The government should also create a commission that would develop strategies to transition drayage trucks to be zero emissions by 2030, Mathers said.

“Drayage trucks – which transport goods over short distances, for example, hauling cargo in and out of ports and rail yards – are often old and poorly maintained. The low-speed, high idling operation of these vehicles exacerbates the shortcomings of diesel emission control equipment. These vehicles also operate in densely populated areas,” Mathers said in written testimony.

He continued, “Given that the performance requirements of drayage operations pair well with the EV [electric vehicle] drivetrain, and the urgent need to drive down pollution around ports and rail yards, a federal commission should be established to develop recommendations for transitioning these vehicles to zero emissions by 2030.”

The railroads’ role

Although Congress’ surface transportation bill has traditionally addressed highway-oriented transportation, the FAST Act included the railroads.

While the Class I railroads privately invest in their network infrastructure, the smaller shortline railroad companies need a tax credit to support their network investments. Short lines also support first- and last-mile deliveries.

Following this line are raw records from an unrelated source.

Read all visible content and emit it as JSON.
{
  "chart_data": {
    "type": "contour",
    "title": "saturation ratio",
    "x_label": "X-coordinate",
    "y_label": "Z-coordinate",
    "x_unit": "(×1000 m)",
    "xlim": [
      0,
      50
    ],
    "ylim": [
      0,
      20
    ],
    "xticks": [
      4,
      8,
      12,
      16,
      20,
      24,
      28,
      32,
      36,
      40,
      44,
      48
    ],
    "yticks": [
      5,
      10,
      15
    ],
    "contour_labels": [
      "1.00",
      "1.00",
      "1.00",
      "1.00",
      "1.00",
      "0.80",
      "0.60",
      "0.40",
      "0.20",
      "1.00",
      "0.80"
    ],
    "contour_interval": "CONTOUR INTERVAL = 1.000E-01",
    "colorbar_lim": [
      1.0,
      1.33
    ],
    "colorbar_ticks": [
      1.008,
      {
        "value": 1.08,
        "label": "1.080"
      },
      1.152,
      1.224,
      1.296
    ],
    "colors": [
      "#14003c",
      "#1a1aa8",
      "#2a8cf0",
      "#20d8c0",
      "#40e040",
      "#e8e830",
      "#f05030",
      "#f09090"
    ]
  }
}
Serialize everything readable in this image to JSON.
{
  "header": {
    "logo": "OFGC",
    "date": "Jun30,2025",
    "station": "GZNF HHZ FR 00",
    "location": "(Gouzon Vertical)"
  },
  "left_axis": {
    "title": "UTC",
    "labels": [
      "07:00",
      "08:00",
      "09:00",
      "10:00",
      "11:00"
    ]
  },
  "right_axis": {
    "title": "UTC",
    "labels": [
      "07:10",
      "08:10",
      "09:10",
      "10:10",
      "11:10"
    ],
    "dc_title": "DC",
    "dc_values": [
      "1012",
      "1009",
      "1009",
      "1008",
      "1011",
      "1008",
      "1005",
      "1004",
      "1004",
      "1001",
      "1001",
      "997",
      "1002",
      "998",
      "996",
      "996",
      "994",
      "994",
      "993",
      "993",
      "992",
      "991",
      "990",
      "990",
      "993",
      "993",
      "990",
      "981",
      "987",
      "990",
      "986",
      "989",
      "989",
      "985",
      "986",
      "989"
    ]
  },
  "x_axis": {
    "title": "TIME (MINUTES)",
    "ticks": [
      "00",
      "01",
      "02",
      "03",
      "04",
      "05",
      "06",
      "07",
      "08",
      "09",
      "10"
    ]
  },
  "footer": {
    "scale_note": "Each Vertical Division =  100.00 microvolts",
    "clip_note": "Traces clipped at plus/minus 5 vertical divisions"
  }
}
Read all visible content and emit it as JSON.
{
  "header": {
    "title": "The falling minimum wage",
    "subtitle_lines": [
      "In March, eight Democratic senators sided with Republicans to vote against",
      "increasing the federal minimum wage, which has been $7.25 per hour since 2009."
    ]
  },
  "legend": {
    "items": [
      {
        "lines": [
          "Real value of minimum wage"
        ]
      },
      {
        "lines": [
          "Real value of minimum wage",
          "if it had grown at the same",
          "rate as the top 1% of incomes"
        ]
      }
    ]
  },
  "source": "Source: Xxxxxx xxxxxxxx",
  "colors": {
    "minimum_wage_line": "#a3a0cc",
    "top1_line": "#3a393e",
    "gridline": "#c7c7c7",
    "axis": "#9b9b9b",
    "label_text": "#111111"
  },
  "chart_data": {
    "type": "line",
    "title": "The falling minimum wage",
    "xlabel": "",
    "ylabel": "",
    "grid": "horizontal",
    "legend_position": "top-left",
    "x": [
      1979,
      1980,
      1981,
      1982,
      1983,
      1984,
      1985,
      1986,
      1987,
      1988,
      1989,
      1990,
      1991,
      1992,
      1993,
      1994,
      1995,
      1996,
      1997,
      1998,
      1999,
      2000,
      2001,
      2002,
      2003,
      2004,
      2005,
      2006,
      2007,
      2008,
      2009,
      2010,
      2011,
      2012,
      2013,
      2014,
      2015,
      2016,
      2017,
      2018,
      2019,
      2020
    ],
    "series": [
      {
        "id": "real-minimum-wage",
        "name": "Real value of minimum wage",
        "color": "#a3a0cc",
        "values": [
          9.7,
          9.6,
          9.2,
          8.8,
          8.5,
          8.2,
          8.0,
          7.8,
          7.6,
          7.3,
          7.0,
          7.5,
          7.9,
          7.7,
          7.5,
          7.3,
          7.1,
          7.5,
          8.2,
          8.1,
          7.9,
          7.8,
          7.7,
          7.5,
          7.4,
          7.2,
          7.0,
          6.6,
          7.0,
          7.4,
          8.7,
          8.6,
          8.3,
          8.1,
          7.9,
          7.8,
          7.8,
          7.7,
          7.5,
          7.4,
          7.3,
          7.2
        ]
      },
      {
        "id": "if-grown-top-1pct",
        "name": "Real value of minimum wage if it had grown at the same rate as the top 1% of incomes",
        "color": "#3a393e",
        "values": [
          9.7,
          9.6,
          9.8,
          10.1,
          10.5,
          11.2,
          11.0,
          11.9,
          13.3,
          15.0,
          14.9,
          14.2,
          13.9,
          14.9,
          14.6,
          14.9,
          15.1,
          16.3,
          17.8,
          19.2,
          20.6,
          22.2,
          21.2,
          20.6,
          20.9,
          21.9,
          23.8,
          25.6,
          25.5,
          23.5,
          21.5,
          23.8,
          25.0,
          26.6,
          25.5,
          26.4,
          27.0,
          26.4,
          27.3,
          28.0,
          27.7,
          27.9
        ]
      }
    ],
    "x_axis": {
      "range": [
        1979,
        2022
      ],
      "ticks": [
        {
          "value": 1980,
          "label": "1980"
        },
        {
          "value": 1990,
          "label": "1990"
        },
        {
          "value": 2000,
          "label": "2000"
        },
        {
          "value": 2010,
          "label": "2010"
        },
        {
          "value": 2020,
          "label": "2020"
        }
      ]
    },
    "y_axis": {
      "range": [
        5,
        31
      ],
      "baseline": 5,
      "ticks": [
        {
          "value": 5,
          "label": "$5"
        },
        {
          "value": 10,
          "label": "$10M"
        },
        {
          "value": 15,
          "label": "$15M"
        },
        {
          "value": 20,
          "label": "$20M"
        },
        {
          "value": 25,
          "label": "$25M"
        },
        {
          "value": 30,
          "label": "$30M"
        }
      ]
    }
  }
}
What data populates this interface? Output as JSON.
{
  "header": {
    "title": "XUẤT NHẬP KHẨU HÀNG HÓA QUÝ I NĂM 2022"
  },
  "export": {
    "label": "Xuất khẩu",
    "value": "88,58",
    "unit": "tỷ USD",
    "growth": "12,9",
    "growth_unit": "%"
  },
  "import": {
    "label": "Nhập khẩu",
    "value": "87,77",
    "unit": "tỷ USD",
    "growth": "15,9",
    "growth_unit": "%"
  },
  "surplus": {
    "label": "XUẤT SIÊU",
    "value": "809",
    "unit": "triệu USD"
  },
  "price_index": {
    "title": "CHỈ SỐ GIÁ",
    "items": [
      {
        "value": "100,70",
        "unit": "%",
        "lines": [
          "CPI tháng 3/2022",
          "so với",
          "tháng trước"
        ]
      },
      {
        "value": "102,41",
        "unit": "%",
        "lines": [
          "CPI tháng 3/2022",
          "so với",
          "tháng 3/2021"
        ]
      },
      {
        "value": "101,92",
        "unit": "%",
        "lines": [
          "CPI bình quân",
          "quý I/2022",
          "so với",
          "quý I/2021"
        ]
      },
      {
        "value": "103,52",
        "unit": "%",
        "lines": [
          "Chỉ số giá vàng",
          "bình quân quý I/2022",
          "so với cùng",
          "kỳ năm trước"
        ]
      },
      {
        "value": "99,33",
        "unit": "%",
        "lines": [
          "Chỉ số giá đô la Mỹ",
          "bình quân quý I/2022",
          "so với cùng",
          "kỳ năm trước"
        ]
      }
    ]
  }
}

Chuck Baker, president of the American Short Line and Regional Railroad Association, called for the permanent passage of the 45G tax credit, which incentivizes such investments.

Ian Jefferies, president of the Association of American Railroads, called for the federal government to allow industries to develop technology that promotes safety and efficiency. Jefferies also called for a fully-funded Section 130 program, which addresses rail-grade separations or rail-highway crossings. He also said the federal government should make the program more flexible, so that the railroads can upgrade their devices at grade separations as more advanced technology becomes available.